Minggu ini, kegiatan Fahmi dan semua Al Akh kembali akan normal karena ujian berakhir pada Selasa 2 Rabiul Awal 1447 H atau bertepatan dengan 26 Agustus 2025.
Hari Rabu dan Kamis insyaallah akan diadakan acara perkumpulan tasyakuran atas selesainya ujian dan kegiatan penertiban asrama guna persiapan liburan.
Jumat 5 Rabiul Awal atau 29 Agustus 2025 Fahmi dan beberapa santri lain yang tidak mukim, pulang kampung untuk liburan semester.
Semoga sehat dan lancar hingga waktunya tiba ya. Aamiin…

Saya tahu perjuangan Fahmi satu semester di Gontor ini bagaikan naik rollercoaster. Jungkir balik bikin jantung dag dig dug der. Teringat aktivitas Blogger Surabaya yang memilih waktu santai sore untuk meregangkan kejenuhan dari semua kegiatan, maka saya harap semoga liburan Fahmi pertama kali ini pun bisa menjadikan penyemangat untuk terus giat belajar dan beribadah lagi saat balik pondok nanti.
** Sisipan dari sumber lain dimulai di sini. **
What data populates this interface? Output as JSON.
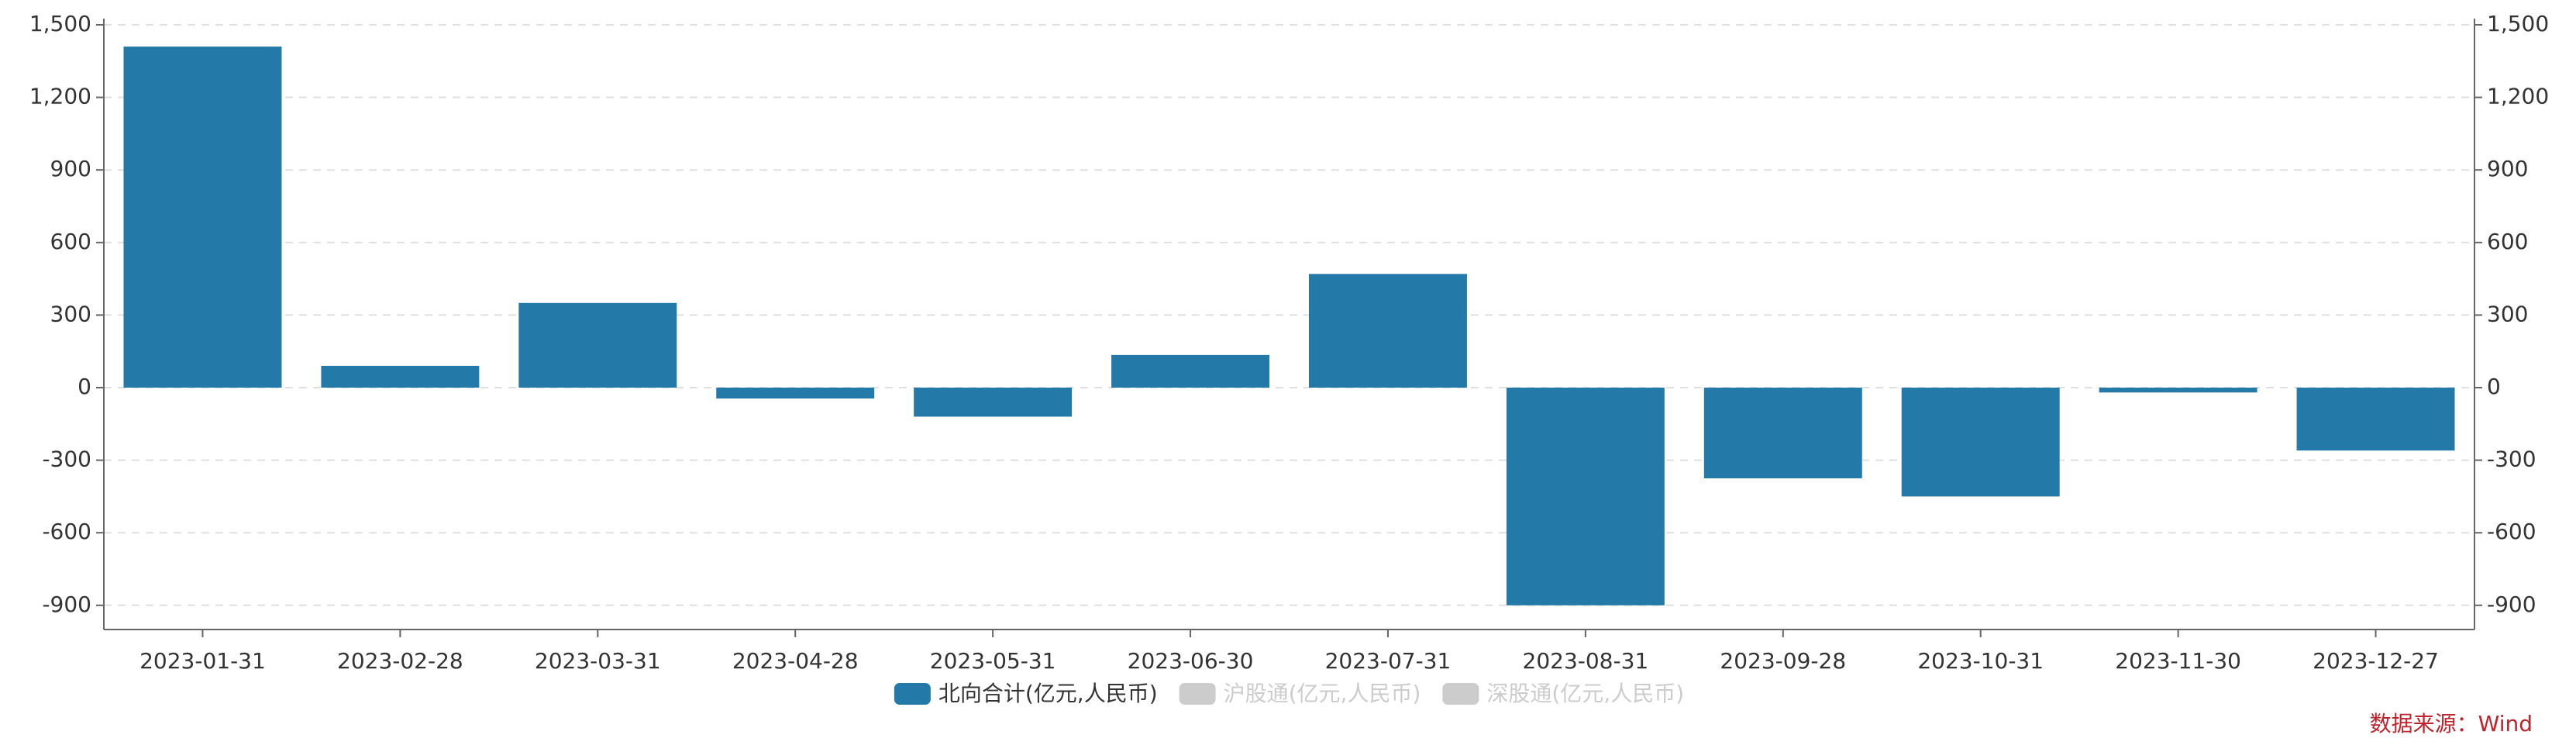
{
  "chart_data": {
    "type": "bar",
    "categories": [
      "2023-01-31",
      "2023-02-28",
      "2023-03-31",
      "2023-04-28",
      "2023-05-31",
      "2023-06-30",
      "2023-07-31",
      "2023-08-31",
      "2023-09-28",
      "2023-10-31",
      "2023-11-30",
      "2023-12-27"
    ],
    "series": [
      {
        "name": "北向合计(亿元,人民币)",
        "color": "#2379a7",
        "visible": true,
        "values": [
          1410,
          90,
          350,
          -45,
          -120,
          135,
          470,
          -900,
          -375,
          -450,
          -20,
          -260
        ]
      },
      {
        "name": "沪股通(亿元,人民币)",
        "color": "#cccccc",
        "visible": false
      },
      {
        "name": "深股通(亿元,人民币)",
        "color": "#cccccc",
        "visible": false
      }
    ],
    "ylim": [
      -1000,
      1500
    ],
    "yticks": [
      -900,
      -600,
      -300,
      0,
      300,
      600,
      900,
      {
        "value": 1200,
        "label": "1,200"
      },
      {
        "value": 1500,
        "label": "1,500"
      }
    ],
    "y2lim": [
      -1000,
      1500
    ],
    "y2ticks": [
      -900,
      -600,
      -300,
      0,
      300,
      600,
      900,
      {
        "value": 1200,
        "label": "1,200"
      },
      {
        "value": 1500,
        "label": "1,500"
      }
    ],
    "grid": true,
    "legend": "bottom",
    "source": "数据来源：Wind",
    "source_color": "#c0232b"
  }
}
Keren ya, semandiri itu sistem pendidikan di Gontor. Mantap!
Sukses terus untuk ananda Fahmi. Semoga di tiap ujian dilancarkan dan dimudahkan. Wah..pengawasnya enggak kira-kira jumlahnya. Bakalan jujur banget ini para santri ngerjainnya, enggak ada curi-curi buat nyontek atau nanya tetangga…
Masyaallah ya, Teh…
Kita bayangin anak diperlakukan begitu sekilas ngerasa kasihan dan ngga tega, yaa..
tapi sebenarnya tujuannya sangat2 baik sekali.
Bangun pagi bangeet2 itu peer banget untuk anak2 remaja terutama
tapi sebenernya bisa disiasati kalau tidur lebih awal dan membiasakan diri.
Gontor the best, deh…
Smoga selalu menelurkan generasi islami yang jujur, cerdas, berintegritas dan tentu saja soleh. Aamiin…
Merinding saya bacanya Teh Okti. Membayangkan bagaimana perjuangan para santri dalam menyiapkan diri untuk menyambut masa-masa ujian. Apalagi program dan jenis pembelajaran Gontor itu eksklusif, tidak sama dengan pendidikan negara yang banyak dihadapi oleh para pelajar di luar sana.
Saya juga kagum sama Teh Okti yang bisa menyampaikan penjabaran yang begitu rinci. Sementara Gontor tentunya tidaklah mudah untuk berbagi info apa pun karena ke-eksklusivitas-an mereka. Keren Teh.
keren pengawasnya pakai jas
(semula saya ngebayangin santri dan pengawasanya pakai sarung, hihihi maaf)
dan jawabannya harus essay, gak ada pilihan ganda. Bahasanya pun Arab dan Inggris
Lulusan Gontor andai dapat nila A berarti A penuh, bukan A yang kehilangan kaki-kakinya ya?